You might want to try to use this on the <preParseHandlers> stage. Once the content is parsed it is missing these tags.

mitchelljj commented 8 years ago

what does "on the stage" mean?

OkkeKlein commented 8 years ago

Text dropped, so edited post.

You need to move the config from postParseHandlers to preParseHandlers stage.

mitchelljj commented 8 years ago

I just switched to preParseHandlers and reran and it still does not strip out.

essiembre commented 8 years ago

Which version of the HTTP Collector are you using? Please attach your full config to reproduce.

mitchelljj commented 8 years ago

HTTP Collector 2.2.1 and I attached the full config file via an email to pascal.essiembre@norconex.com

essiembre commented 8 years ago

OK I just tried with the latest HTTP Collector snapshot version and it works fine. Text from your header/footer/sidenav could not be found in the extracted text.

If you do not want a snapshot release, there is a fix to the StripBetweenTagger that was made to the Importer module 2.5.1 which you can download here.

Replace the norconex-importer-x.x.x.jar you have under your installation "lib" directory with the newer jar of the same name you'll get form the above download.

essiembre commented 8 years ago

Is this working now with the latest version of the Importer?

mitchelljj commented 8 years ago

Using the tag (see below config file section) I am able to successfully ignore sections within crawled web pages but the problem is that for other content that is also crawled like PDF's that don't contain these sections within the PDF these PDF's are not even committed but if I take out the tags from the config file then these PDF's are committed but as expected the other crawled web pages no longer ignore these sections.
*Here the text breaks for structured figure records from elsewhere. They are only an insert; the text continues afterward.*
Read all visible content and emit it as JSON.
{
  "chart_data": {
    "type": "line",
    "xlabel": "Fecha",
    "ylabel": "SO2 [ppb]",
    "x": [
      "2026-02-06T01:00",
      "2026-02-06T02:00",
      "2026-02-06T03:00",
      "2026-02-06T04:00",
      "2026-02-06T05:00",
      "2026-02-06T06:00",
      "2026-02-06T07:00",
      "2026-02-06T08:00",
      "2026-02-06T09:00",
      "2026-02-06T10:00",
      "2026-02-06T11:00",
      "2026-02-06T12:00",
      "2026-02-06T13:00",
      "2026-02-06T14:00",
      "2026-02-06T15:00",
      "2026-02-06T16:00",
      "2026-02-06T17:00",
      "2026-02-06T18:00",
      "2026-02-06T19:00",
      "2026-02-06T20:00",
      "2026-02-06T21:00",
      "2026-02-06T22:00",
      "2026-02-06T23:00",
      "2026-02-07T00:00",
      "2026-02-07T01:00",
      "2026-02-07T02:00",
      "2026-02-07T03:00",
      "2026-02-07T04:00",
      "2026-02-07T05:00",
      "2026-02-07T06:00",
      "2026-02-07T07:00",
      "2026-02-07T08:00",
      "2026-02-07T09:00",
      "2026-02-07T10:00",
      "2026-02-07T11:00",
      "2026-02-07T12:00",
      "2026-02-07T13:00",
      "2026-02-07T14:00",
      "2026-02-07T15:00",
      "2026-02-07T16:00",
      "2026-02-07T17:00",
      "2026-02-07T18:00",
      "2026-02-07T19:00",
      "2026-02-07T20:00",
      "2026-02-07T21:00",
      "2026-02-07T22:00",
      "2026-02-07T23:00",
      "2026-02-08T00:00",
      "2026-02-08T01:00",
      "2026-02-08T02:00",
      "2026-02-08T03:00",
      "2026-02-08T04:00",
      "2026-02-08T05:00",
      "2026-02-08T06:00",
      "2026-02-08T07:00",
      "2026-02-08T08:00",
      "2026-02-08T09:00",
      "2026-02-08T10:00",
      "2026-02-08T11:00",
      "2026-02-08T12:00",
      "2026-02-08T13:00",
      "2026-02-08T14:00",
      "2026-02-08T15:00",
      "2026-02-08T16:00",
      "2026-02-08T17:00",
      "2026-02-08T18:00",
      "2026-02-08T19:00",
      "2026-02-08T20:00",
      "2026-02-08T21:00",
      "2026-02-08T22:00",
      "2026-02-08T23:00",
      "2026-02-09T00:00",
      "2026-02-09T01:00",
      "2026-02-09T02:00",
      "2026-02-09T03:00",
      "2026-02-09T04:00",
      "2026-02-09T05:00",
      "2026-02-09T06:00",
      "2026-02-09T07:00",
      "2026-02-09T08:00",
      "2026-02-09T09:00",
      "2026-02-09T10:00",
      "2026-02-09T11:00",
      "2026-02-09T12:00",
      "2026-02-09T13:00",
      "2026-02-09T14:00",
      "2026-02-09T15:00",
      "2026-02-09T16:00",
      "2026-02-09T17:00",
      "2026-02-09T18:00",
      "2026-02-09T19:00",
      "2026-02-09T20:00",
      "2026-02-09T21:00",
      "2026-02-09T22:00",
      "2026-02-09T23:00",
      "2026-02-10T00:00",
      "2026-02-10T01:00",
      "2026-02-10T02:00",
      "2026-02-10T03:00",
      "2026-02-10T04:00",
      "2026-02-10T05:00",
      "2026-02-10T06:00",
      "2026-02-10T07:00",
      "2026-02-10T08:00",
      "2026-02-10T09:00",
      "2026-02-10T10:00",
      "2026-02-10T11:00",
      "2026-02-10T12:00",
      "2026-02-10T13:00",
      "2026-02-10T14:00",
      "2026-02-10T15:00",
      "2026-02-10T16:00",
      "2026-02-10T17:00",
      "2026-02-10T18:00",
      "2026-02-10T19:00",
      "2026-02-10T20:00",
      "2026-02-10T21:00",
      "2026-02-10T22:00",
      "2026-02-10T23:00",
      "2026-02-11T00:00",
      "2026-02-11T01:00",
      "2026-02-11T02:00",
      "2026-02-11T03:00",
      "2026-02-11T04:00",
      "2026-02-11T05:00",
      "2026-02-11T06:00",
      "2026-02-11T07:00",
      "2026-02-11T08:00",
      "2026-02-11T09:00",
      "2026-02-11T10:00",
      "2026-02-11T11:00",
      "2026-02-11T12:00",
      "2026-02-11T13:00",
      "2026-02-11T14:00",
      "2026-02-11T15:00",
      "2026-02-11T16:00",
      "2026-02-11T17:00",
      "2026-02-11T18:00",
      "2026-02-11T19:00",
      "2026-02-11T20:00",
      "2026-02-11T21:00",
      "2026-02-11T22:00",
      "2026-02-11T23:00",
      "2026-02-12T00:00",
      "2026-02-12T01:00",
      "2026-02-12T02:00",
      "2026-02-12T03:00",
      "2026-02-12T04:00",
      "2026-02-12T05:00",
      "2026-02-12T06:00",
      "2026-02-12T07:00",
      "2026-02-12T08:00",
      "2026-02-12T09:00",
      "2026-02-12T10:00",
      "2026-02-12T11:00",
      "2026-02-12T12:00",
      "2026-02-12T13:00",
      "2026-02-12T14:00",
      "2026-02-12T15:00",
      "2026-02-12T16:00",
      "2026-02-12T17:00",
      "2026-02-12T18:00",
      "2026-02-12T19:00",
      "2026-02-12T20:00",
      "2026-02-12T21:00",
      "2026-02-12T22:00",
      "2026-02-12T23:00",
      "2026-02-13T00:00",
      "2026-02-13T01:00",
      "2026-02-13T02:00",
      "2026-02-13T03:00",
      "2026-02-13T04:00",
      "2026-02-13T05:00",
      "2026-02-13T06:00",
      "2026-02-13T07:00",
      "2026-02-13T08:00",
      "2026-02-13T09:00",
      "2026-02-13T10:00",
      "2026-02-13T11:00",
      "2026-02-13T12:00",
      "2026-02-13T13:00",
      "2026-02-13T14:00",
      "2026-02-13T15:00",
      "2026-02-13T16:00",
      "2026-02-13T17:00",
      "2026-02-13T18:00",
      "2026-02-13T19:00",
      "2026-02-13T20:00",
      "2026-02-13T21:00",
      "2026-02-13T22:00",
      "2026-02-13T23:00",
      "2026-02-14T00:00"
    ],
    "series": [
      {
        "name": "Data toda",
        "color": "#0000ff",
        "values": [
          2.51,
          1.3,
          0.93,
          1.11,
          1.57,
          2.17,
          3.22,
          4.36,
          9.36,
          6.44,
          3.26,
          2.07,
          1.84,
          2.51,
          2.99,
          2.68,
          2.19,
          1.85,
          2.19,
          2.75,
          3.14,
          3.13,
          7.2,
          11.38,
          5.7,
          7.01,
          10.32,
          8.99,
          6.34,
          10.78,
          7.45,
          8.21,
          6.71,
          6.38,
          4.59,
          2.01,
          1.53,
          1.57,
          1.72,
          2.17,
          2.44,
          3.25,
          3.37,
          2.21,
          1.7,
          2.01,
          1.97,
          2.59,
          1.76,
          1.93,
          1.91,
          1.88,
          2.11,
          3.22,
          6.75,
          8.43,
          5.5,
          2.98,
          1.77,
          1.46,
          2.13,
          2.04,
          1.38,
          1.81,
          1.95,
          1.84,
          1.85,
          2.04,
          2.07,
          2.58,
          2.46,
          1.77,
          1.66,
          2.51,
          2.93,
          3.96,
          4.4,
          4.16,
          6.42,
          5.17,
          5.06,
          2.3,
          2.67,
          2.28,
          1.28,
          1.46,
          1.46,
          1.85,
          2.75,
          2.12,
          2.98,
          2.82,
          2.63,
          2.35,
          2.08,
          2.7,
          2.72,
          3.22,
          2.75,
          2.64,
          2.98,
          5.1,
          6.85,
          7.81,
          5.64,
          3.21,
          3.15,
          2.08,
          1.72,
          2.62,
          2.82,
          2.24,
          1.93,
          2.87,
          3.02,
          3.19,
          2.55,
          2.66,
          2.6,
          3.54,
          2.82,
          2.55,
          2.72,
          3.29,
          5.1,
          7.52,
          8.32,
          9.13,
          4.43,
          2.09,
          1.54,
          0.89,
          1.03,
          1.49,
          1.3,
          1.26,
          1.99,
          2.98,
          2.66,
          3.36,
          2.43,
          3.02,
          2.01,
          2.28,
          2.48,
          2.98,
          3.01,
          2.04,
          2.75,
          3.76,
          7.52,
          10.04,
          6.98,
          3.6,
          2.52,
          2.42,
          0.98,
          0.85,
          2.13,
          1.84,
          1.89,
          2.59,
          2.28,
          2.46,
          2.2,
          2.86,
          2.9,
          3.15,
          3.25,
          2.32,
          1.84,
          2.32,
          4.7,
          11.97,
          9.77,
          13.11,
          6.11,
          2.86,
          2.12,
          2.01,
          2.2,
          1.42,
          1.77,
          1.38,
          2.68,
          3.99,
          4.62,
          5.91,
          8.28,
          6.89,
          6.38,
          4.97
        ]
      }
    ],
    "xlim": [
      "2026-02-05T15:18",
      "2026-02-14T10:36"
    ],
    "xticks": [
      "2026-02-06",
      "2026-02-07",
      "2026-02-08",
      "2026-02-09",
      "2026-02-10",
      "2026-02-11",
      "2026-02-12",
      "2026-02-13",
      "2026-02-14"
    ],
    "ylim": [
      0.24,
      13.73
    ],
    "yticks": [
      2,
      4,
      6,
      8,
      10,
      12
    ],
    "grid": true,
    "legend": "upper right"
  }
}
<crawler id="Norconex OCR Search">
  <importer>
    <preParseHandlers>
      <transformer class="com.norconex.importer.handler.transformer.impl.StripBetweenTransformer"
        inclusive="true">
        <stripBetween>
          <start><![CDATA[<div id="header">]]></start>
          <end><![CDATA[<div id="columns" class="row">]]></end>
        </stripBetween>
        <stripBetween>
          <start><![CDATA[<div id="rightnav" class="col-sm-3">]]></start>
          <end><![CDATA[<!-- end right hand nav area -->]]></end>
        </stripBetween>
        <stripBetween>
          <start><![CDATA[<div id="footer-columns" class="row">]]></start>
          <end><![CDATA[<!--END Content Zone "L"  -->]]></end>
        </stripBetween>
      </transformer>
    </preParseHandlers>
  </importer> 

  <!-- === Minimum required: =========================================== -->

  <!-- Requires at least one start URL. -->
  <startURLs>
    <url>http://www2.ed.gov/about/offices/list/ocr/docs/investigations/</url>
  </startURLs>

  <!-- At a minimum make sure you stay on your domain. -->
  <referenceFilters>
    <filter class="com.norconex.collector.core.filter.impl.RegexReferenceFilter" onMatch="include">http://www2\.ed\.gov/about/offices/list/ocr/docs/investigations/.*</filter>
  </referenceFilters>
</crawler>